Lola Kirke is quoting Van Morrison. She’s not singing him—though, as an actress who was discovered by an agent while singing with her band, she probably could if she wanted to. In her warm, faintly-lisping voice she begins the second verse to “Wild Night”: “All the girls walk by, dressed up for each other.”
It’s a lyric, she explains, about the way in which women perform for one another. It’s also a fitting way to describe her new movie, Mistress America (Aug. 14), in which she co-stars with Greta Gerwig as two future step-sisters navigating their way through life in New York City.
But the lyric could just as easily describe Kirke herself. “I’ve always, as much as I like to think of myself as a leader, been an avid follower of women that I admire, and particularly women that may go into more dangerous places than I would,” she said on a recent summer afternoon in a suite at the Crosby Street Hotel in New York City. Kirke was, in a literal sense, born a follower of other women: At 24, she is the youngest of four siblings, including next-oldest sister Jemima, an artist and actress who stars in Girls, and oldest sister Domino, a singer.
“We were all kind of subjugated to these roles in my house,” she explains. “Jemima was the painter, Domino was the singer, my brother Greg was the photographer and I was the actress.” It was a household built on a foundation of creativity: Father Simon Kirke was the drummer for Bad Company and Free and mother Lorraine Kirke’s vintage West Village boutique clothed many a Sex and the City character. “There was definitely no encouragement for me to excel in any kind of practical field,” she says.
Kirke’s acting career has taken off in the past two years, with a small but memorable role in Gone Girl, David Fincher’s Gillian Flynn adaptation, and a starring role in Amazon’s sex, drugs and classical music series Mozart in the Jungle. But it began, if not for pay or an audience, with monologues in the shower as a little kid. “I’m one of the rare 8-year-olds that wanted to be an actress that just got to,” she says. “It’s like when someone has a baby and someone goes, ‘Look, they’re playing the drum, they’re gonna be a drummer.’ And it’s like, no, they’re not—they’re a two-year-old playing the drum.” Like that, but the prophesy panned out.

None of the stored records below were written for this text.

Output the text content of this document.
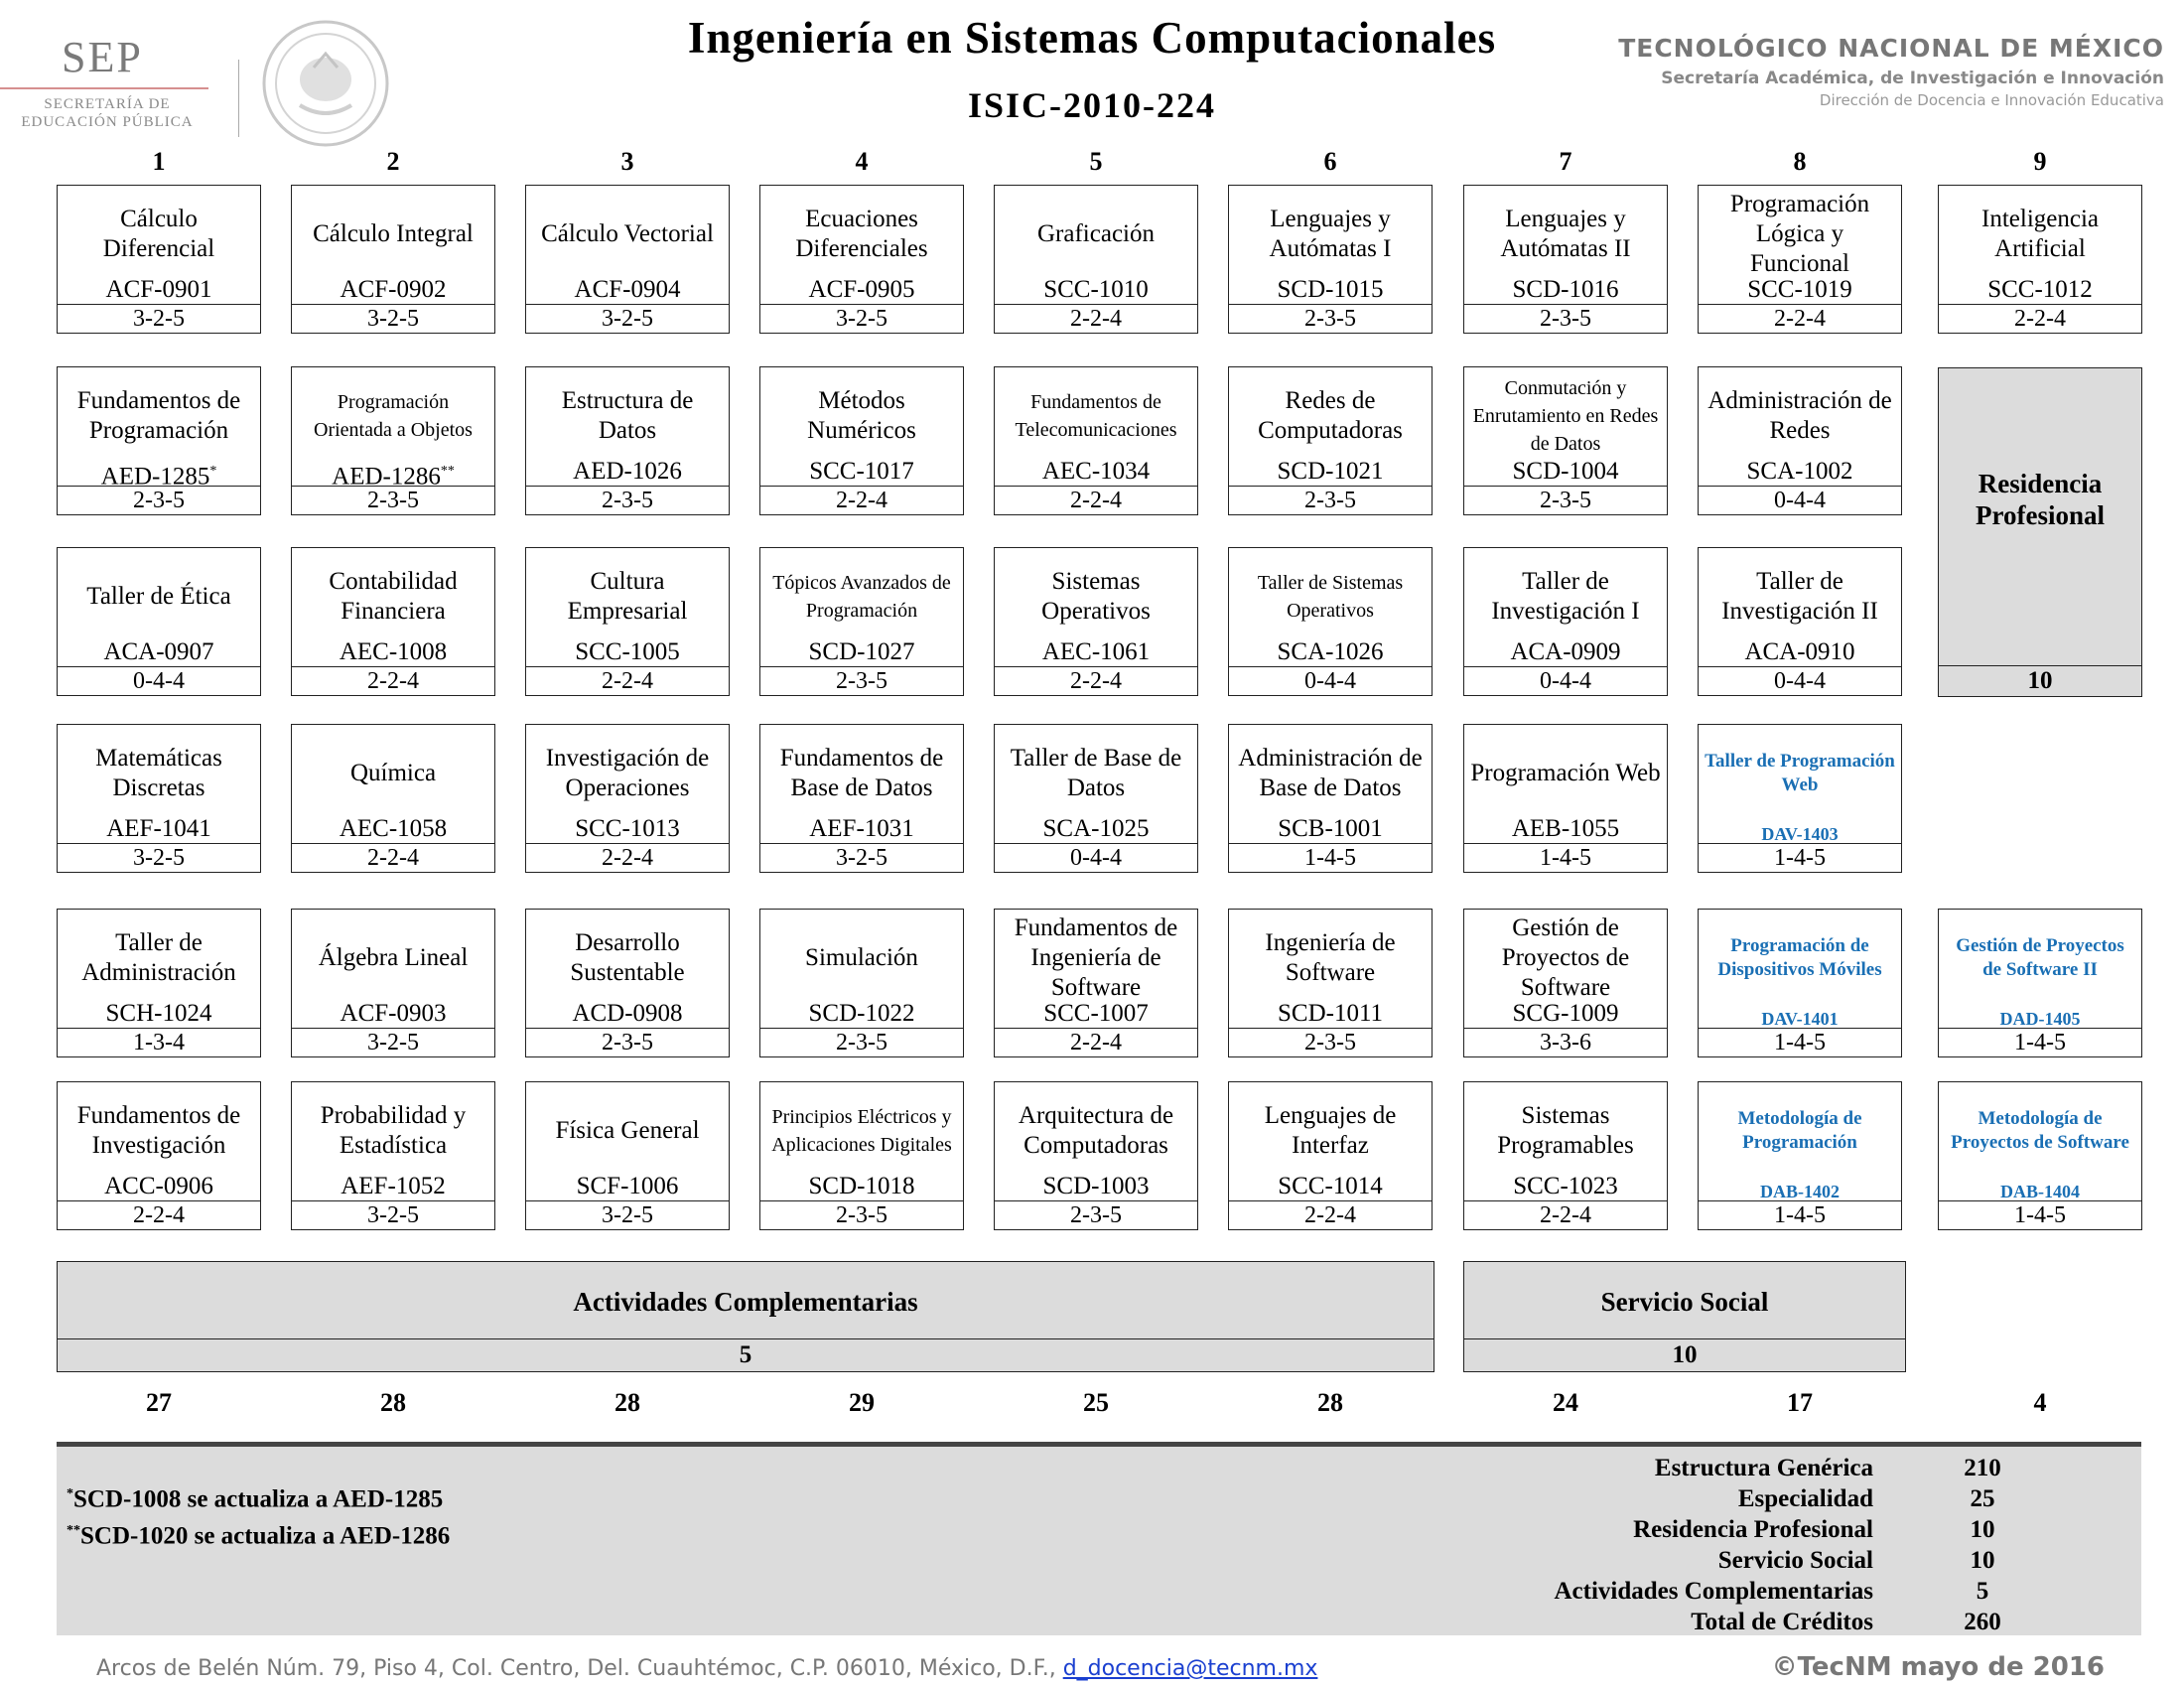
SEP
SECRETARÍA DE
EDUCACIÓN PÚBLICA
Ingeniería en Sistemas Computacionales
ISIC-2010-224
TECNOLÓGICO NACIONAL DE MÉXICO
Secretaría Académica, de Investigación e Innovación
Dirección de Docencia e Innovación Educativa
1	2	3	4	5	6	7	8	9
27	28	28	29	25	28	24	17	4
Cálculo Diferencial
ACF-0901
3-2-5
Fundamentos de Programación
AED-1285*
2-3-5
Taller de Ética
ACA-0907
0-4-4
Matemáticas Discretas
AEF-1041
3-2-5
Taller de Administración
SCH-1024
1-3-4
Fundamentos de Investigación
ACC-0906
2-2-4
Cálculo Integral
ACF-0902
3-2-5
Programación Orientada a Objetos
AED-1286**
2-3-5
Contabilidad Financiera
AEC-1008
2-2-4
Química
AEC-1058
2-2-4
Álgebra Lineal
ACF-0903
3-2-5
Probabilidad y Estadística
AEF-1052
3-2-5
Cálculo Vectorial
ACF-0904
3-2-5
Estructura de Datos
AED-1026
2-3-5
Cultura Empresarial
SCC-1005
2-2-4
Investigación de Operaciones
SCC-1013
2-2-4
Desarrollo Sustentable
ACD-0908
2-3-5
Física General
SCF-1006
3-2-5
Ecuaciones Diferenciales
ACF-0905
3-2-5
Métodos Numéricos
SCC-1017
2-2-4
Tópicos Avanzados de Programación
SCD-1027
2-3-5
Fundamentos de Base de Datos
AEF-1031
3-2-5
Simulación
SCD-1022
2-3-5
Principios Eléctricos y Aplicaciones Digitales
SCD-1018
2-3-5
Graficación
SCC-1010
2-2-4
Fundamentos de Telecomunicaciones
AEC-1034
2-2-4
Sistemas Operativos
AEC-1061
2-2-4
Taller de Base de Datos
SCA-1025
0-4-4
Fundamentos de Ingeniería de Software
SCC-1007
2-2-4
Arquitectura de Computadoras
SCD-1003
2-3-5
Lenguajes y Autómatas I
SCD-1015
2-3-5
Redes de Computadoras
SCD-1021
2-3-5
Taller de Sistemas Operativos
SCA-1026
0-4-4
Administración de Base de Datos
SCB-1001
1-4-5
Ingeniería de Software
SCD-1011
2-3-5
Lenguajes de Interfaz
SCC-1014
2-2-4
Lenguajes y Autómatas II
SCD-1016
2-3-5
Conmutación y Enrutamiento en Redes de Datos
SCD-1004
2-3-5
Taller de Investigación I
ACA-0909
0-4-4
Programación Web
AEB-1055
1-4-5
Gestión de Proyectos de Software
SCG-1009
3-3-6
Sistemas Programables
SCC-1023
2-2-4
Programación Lógica y Funcional
SCC-1019
2-2-4
Administración de Redes
SCA-1002
0-4-4
Taller de Investigación II
ACA-0910
0-4-4
Taller de Programación Web
DAV-1403
1-4-5
Programación de Dispositivos Móviles
DAV-1401
1-4-5
Metodología de Programación
DAB-1402
1-4-5
Inteligencia Artificial
SCC-1012
2-2-4
Gestión de Proyectos de Software II
DAD-1405
1-4-5
Metodología de Proyectos de Software
DAB-1404
1-4-5
Residencia Profesional
10
Actividades Complementarias
5
Servicio Social
10
*SCD-1008 se actualiza a AED-1285
**SCD-1020 se actualiza a AED-1286
Estructura Genérica	210
Especialidad	25
Residencia Profesional	10
Servicio Social	10
Actividades Complementarias	5
Total de Créditos	260
Arcos de Belén Núm. 79, Piso 4, Col. Centro, Del. Cuauhtémoc, C.P. 06010, México, D.F., d_docencia@tecnm.mx	©TecNM mayo de 2016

Kirke signed onto Mistress America without having read the script. Working with Gerwig and Noah Baumbach, who co-wrote the 2013 movie Frances Ha before developing Mistress America, felt like a safe enough bet. In the role of Tracy, Kirke plays a lonely college freshman with literary aspirations and the rather comical pretension, as Kirke describes it, of a young woman who wants “to be treated like an aging 60-year-old male professor.”
But unlike Frances Ha, in which Gerwig played a twenty-something figuring out how to be an adult, Mistress America is very much about Tracy making her way in relation to another young woman, Brooke (Gerwig), the 30-year-old daughter of her mother’s future husband. In Tracy’s eyes, Brooke is a picture of dogged confidence and easy popularity—the qualities, she thinks, that allow a person to make in in New York. It was this focus on the mutual admiration of two women that excited Kirke about the role.

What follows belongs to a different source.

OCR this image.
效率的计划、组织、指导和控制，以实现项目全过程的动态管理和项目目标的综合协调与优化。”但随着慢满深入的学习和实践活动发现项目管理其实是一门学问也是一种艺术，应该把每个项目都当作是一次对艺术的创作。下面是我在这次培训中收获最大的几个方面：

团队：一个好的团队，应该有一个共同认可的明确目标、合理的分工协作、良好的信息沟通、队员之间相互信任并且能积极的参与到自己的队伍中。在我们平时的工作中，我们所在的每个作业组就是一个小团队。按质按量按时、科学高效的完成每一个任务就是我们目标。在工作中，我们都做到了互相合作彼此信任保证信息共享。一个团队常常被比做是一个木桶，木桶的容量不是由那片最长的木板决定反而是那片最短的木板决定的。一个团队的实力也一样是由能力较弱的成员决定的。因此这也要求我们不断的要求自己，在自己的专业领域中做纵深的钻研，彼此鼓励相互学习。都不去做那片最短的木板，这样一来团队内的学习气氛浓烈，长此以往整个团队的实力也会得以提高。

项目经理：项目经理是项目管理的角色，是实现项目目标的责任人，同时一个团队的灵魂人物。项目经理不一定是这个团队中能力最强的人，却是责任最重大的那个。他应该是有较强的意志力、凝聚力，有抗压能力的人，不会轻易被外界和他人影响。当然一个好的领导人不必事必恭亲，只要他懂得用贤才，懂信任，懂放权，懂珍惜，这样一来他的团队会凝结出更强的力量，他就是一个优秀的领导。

“The part of Tracy was really interesting because it allowed me to explore the way that I relate to other women,” she says. Which gets us back to that Van Morrison song. “Women perform for each other and seek out the admiration of other women,” she explains. “Of course, we seek out the admiration of all kinds of people, but there’s something really unique to that relationship. And I think that is the essence of Tracy and Brooke’s relationship.” Except that Tracy falls in love with the idea of Brooke, or the Brooke that Brooke is pretending to be—and, well, lots of illusions come crashing down after that.
One of them is the dream of trying to make it in New York. Kirke, who grew up in New York City after moving from England at the age of 5, doesn’t know what it is to be in Tracy’s shoes, arriving in the city with big aspirations as a young adult. “I’ve always been envious of people who get to come to New York,” she says, citing that old-as-Sinatra fantasy of coming to New York to advance one’s position in life. What Brooke and Tracy are looking to do, she says, is “why people come to New York—they want to be something they weren’t before. That’s the classic New York story and either you do it or you don’t.”

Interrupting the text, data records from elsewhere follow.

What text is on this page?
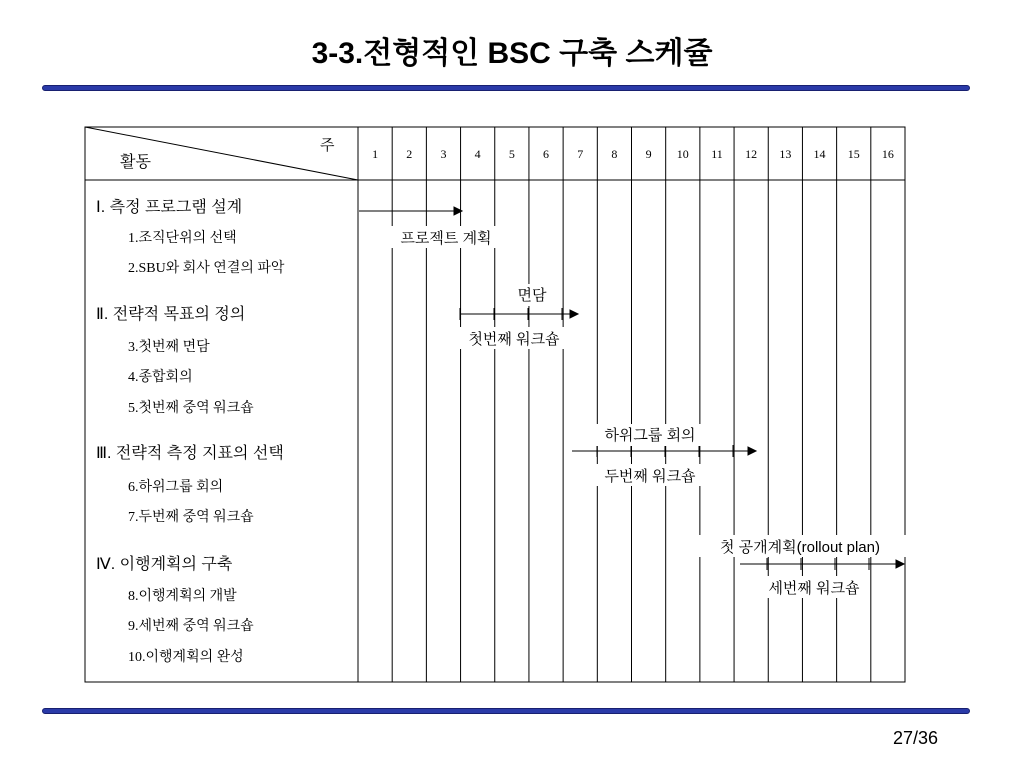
3-3.전형적인 BSC 구축 스케쥴
주
활동	1 2 3 4 5 6 7 8 9 10 11 12 13 14 15 16
Ⅰ. 측정 프로그램 설계
1.조직단위의 선택
2.SBU와 회사 연결의 파악
Ⅱ. 전략적 목표의 정의
3.첫번째 면담
4.종합회의
5.첫번째 중역 워크숍
Ⅲ. 전략적 측정 지표의 선택
6.하위그룹 회의
7.두번째 중역 워크숍
Ⅳ. 이행계획의 구축
8.이행계획의 개발
9.세번째 중역 워크숍
10.이행계획의 완성
프로젝트 계획
면담
첫번째 워크숍
하위그룹 회의
두번째 워크숍
첫 공개계획(rollout plan)
세번째 워크숍
27/36
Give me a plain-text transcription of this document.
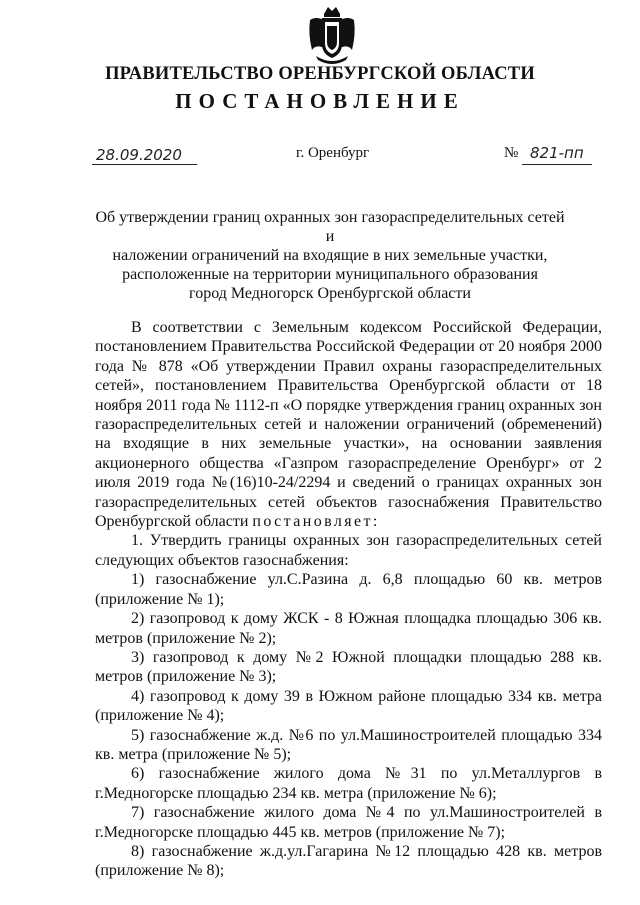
ПРАВИТЕЛЬСТВО ОРЕНБУРГСКОЙ ОБЛАСТИ
ПОСТАНОВЛЕНИЕ
28.09.2020	г. Оренбург	№ 821-пп
Об утверждении границ охранных зон газораспределительных сетей и
наложении ограничений на входящие в них земельные участки,
расположенные на территории муниципального образования
город Медногорск Оренбургской области

В соответствии с Земельным кодексом Российской Федерации, постановлением Правительства Российской Федерации от 20 ноября 2000 года № 878 «Об утверждении Правил охраны газораспределительных сетей», постановлением Правительства Оренбургской области от 18 ноября 2011 года № 1112-п «О порядке утверждения границ охранных зон газораспределительных сетей и наложении ограничений (обременений) на входящие в них земельные участки», на основании заявления акционерного общества «Газпром газораспределение Оренбург» от 2 июля 2019 года №(16)10-24/2294 и сведений о границах охранных зон газораспределительных сетей объектов газоснабжения Правительство Оренбургской области постановляет:

1. Утвердить границы охранных зон газораспределительных сетей следующих объектов газоснабжения:

1) газоснабжение ул.С.Разина д. 6,8 площадью 60 кв. метров (приложение № 1);

2) газопровод к дому ЖСК - 8 Южная площадка площадью 306 кв. метров (приложение № 2);

3) газопровод к дому №2 Южной площадки площадью 288 кв. метров (приложение № 3);

4) газопровод к дому 39 в Южном районе площадью 334 кв. метра (приложение № 4);

5) газоснабжение ж.д. №6 по ул.Машиностроителей площадью 334 кв. метра (приложение № 5);

6) газоснабжение жилого дома №31 по ул.Металлургов в г.Медногорске площадью 234 кв. метра (приложение № 6);

7) газоснабжение жилого дома №4 по ул.Машиностроителей в г.Медногорске площадью 445 кв. метров (приложение № 7);

8) газоснабжение ж.д.ул.Гагарина №12 площадью 428 кв. метров (приложение № 8);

But Kirke, who will star next year in Mena, a thriller opposite Tom Cruise, isn’t trying to be something she wasn’t before. She’s trying to be the thing she’s always been. “The transition from fantasy to reality has been very swift,” she says, conscientious to express her gratitude for where she sits now—in a fancy hotel, answering questions about her childhood, signing movie posters between interviews. “It has left little time for me to understand how it all happened.”